Plans for a national forest running the length and breadth of Wales have been launched by the first minister.
Mark Drakeford said the scheme - which includes £15m of woodland creation grants - would help protect nature and boost tourism.
But opposition parties and environment charities warned Wales is lagging behind on targets to up tree cover.
The Welsh Government said its vision was for a "connected ecological network".
The plan, announced on Thursday, would see existing woodland joined up with newly planted areas.
The idea is that people would be able to walk the entire length of the forest, from one end of the country to the other, drawing inspiration from the Wales Coast Path which attracts millions of visitors a year.
No official map exists yet but meetings and events will be held over the coming months with businesses, landowners and communities to develop a plan for delivering the scheme.
On top of £5m allocated already in this year's budget, the first minister announced a further £10m of funding through Glastir grants for farmers and other land mangers to plant trees.
"We have a responsibility to future generations to protect nature from the dangers of our changing climate, but a healthy natural environment will also offer protection to our communities from the dangers we ourselves face," Mr Drakeford said.
The advantages include helping prevent flooding, improving air quality, removing harmful greenhouse gases from the atmosphere, regenerating soil for food and providing a home for wildlife, he added.
To launch the scheme, he visited Gnoll Country Park in Neath, where the Woodland Trust is currently creating the largest new woodland in the charity's history.
The site will become the latest to be used for the government's Plant! project, which sees a tree planted for every child born or adopted in Wales.
Natalie Buttriss, director of Wales for the Woodland Trust, said the charity hoped it would "provide an amazing place for people to enjoy healthy outdoor exercise" as well as helping deliver a "healthier, more resilient environment".
Environment Minister Lesley Griffiths, who also attended the launch, said creating extensive new networks of woodland was a "challenging and long-term ambition".
"In the coming year, we will be engaging widely so we are able to design the program in a way which allows everyone to make their contribution," she added.
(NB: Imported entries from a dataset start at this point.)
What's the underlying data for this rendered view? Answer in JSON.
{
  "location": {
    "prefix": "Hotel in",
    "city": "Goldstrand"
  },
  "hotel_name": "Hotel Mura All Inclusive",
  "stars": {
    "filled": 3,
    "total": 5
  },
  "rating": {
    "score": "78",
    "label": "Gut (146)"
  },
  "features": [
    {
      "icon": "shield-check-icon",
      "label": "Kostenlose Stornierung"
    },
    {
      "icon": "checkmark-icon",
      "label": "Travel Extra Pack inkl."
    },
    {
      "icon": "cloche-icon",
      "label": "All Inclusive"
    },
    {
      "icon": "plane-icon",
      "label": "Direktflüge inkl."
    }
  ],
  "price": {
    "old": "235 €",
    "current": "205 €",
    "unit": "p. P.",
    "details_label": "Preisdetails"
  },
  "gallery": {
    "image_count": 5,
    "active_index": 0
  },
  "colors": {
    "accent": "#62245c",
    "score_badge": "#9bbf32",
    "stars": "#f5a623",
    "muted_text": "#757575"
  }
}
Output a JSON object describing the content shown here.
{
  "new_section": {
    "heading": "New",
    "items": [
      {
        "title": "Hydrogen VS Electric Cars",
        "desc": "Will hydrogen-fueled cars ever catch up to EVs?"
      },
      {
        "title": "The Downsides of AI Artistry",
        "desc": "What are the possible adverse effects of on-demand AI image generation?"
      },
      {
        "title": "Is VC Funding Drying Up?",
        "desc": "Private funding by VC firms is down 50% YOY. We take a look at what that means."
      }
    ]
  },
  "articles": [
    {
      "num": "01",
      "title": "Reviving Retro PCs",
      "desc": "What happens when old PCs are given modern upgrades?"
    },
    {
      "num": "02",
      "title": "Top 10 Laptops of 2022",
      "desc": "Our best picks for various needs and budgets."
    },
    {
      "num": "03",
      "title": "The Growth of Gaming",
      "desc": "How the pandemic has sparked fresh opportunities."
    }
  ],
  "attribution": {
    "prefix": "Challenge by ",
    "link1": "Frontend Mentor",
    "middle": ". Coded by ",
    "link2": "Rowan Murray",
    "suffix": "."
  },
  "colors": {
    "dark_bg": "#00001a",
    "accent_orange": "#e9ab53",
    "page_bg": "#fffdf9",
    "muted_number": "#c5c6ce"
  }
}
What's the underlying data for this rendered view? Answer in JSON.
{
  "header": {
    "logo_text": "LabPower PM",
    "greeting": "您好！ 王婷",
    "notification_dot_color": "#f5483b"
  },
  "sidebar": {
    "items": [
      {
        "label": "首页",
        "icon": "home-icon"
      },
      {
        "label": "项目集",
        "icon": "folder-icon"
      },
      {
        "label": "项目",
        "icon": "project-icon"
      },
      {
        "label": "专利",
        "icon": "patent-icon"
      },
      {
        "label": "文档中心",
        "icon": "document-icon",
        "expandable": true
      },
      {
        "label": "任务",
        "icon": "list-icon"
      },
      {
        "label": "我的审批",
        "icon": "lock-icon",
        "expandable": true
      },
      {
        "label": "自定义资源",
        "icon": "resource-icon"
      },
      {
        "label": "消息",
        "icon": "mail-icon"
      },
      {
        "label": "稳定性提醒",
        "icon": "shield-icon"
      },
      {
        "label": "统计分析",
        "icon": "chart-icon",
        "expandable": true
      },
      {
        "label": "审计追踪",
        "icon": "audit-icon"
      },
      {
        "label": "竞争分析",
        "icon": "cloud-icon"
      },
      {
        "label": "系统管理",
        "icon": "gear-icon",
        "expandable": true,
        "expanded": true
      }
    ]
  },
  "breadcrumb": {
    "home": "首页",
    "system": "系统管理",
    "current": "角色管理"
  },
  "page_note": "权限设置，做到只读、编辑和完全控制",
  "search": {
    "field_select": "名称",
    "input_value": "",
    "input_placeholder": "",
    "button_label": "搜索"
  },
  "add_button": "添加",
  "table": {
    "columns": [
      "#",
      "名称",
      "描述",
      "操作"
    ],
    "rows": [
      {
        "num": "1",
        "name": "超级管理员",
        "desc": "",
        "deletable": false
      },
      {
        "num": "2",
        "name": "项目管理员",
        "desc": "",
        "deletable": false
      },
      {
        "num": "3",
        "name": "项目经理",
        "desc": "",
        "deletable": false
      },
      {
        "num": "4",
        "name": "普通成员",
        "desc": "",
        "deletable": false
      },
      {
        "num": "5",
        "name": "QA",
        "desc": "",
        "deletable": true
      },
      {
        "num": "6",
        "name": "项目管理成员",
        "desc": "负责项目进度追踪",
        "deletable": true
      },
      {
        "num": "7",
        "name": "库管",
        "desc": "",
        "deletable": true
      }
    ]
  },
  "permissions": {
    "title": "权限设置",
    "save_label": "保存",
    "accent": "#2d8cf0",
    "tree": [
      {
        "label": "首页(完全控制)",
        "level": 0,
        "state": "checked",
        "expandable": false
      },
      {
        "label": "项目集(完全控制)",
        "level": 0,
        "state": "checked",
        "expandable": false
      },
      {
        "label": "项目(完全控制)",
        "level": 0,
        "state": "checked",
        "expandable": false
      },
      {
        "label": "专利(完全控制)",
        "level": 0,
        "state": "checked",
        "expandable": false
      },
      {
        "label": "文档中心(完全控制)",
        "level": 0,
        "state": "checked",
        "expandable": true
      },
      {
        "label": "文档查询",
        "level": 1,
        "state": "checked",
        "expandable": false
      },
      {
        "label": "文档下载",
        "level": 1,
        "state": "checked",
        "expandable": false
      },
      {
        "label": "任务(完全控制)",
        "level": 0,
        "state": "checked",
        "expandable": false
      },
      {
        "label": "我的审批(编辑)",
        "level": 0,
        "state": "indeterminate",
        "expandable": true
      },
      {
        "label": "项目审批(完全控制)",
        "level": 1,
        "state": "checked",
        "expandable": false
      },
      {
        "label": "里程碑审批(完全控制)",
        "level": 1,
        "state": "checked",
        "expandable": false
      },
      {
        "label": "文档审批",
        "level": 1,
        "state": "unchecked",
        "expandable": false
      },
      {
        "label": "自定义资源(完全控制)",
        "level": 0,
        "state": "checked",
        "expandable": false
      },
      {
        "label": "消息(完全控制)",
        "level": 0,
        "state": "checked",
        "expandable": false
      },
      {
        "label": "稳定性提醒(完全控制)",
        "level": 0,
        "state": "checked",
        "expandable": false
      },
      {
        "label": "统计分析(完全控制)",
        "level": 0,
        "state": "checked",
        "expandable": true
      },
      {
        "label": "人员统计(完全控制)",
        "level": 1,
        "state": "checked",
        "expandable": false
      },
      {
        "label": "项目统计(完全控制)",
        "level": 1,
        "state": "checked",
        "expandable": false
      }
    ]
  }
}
Government opponents, as well as some environment charities, however, have urged swifter action to plant trees as part of efforts to tackle climate change.
The Welsh assembly's petitions committee has this week been discussing a submission by the Woodland Trust and Friends of the Earth, signed by more than 4,300 people, calling on ministers to up targets for new tree cover in Wales to 12,300 acres (5,000 hectares) a year.
What do farmers think?
While acknowledging farmers would welcome new funding, Glyn Roberts, president of the Farmers' Union of Wales, said he would not want to see trees planted "on a big scale in Wales", claiming it could have "a devastating effect on agriculture and rural life".
"If you take away the agricultural aspect of the land you take away the backbone of our rural areas - that creates an economy and allows people to live in these areas.
"We have to look at the broad picture and not focus on one element when we're talking about a complex issue like climate change. As farmers we have much more of an answer to the problem than people realise."
What do scientists say?
Prof Mary Gagen, of Swansea University, a climate scientist who specialises in trees, said she was pleased to hear a "genuinely positive announcement".
"It has the complexity that we need as it looks at the different elements to do with the emergency that we're facing both in our natural systems and our climate.
"But what's great is that this project also looks at habitat restoration, at retaining the trees we have at the moment, protecting our ancient forests and connecting areas so wildlife can use them."
Currently the government's ambition is to plant 4,900 acres (2000 hectares) a year, rising to 9,800 acres (4000 hectares) "as rapidly as possible".
But latest figures show Wales lags well behind the goal, with just 1,200 acres (520 hectares) of new woodland planted in 2018-19.
Advisers at the UK Committee on Climate Change have called for significant rises in tree planting if legally binding targets on cutting greenhouse gas emissions by 2050 are to be met.
Plaid Cymru AM Leanne Wood told the committee she was "disappointed" at what she claimed was a level of inaction by the Welsh Government on "one of the central political issues of our time".
"We've heard a lot about ambition and aims of big numbers of planting trees but we're talking about doing it over a very long period of time - that is not an emergency [response] - and we're in an emergency situation in terms of climate and flooding," she said.
What are the latest statistics on trees in Wales?
There were 763,000 acres (309,000 hectares) of woodland in Wales as of March 2019, representing 14.9% of the total land area.
There were a further 230,000 acres (92,700 hectares) of tree cover outside of woodlands (as of January 2016), found predominantly in agricultural landscapes, urban areas and transport corridors.
This means that approximately 19.4% of Welsh land area is covered by woodlands and trees.
It is estimated this soaks up 1.84 million tonnes of carbon dioxide equivalent (CO2e) each year.
Trees also help clean harmful pollutants from the air; it is estimated Welsh woodlands removed 16,211 tonnes of PM10 in 2015.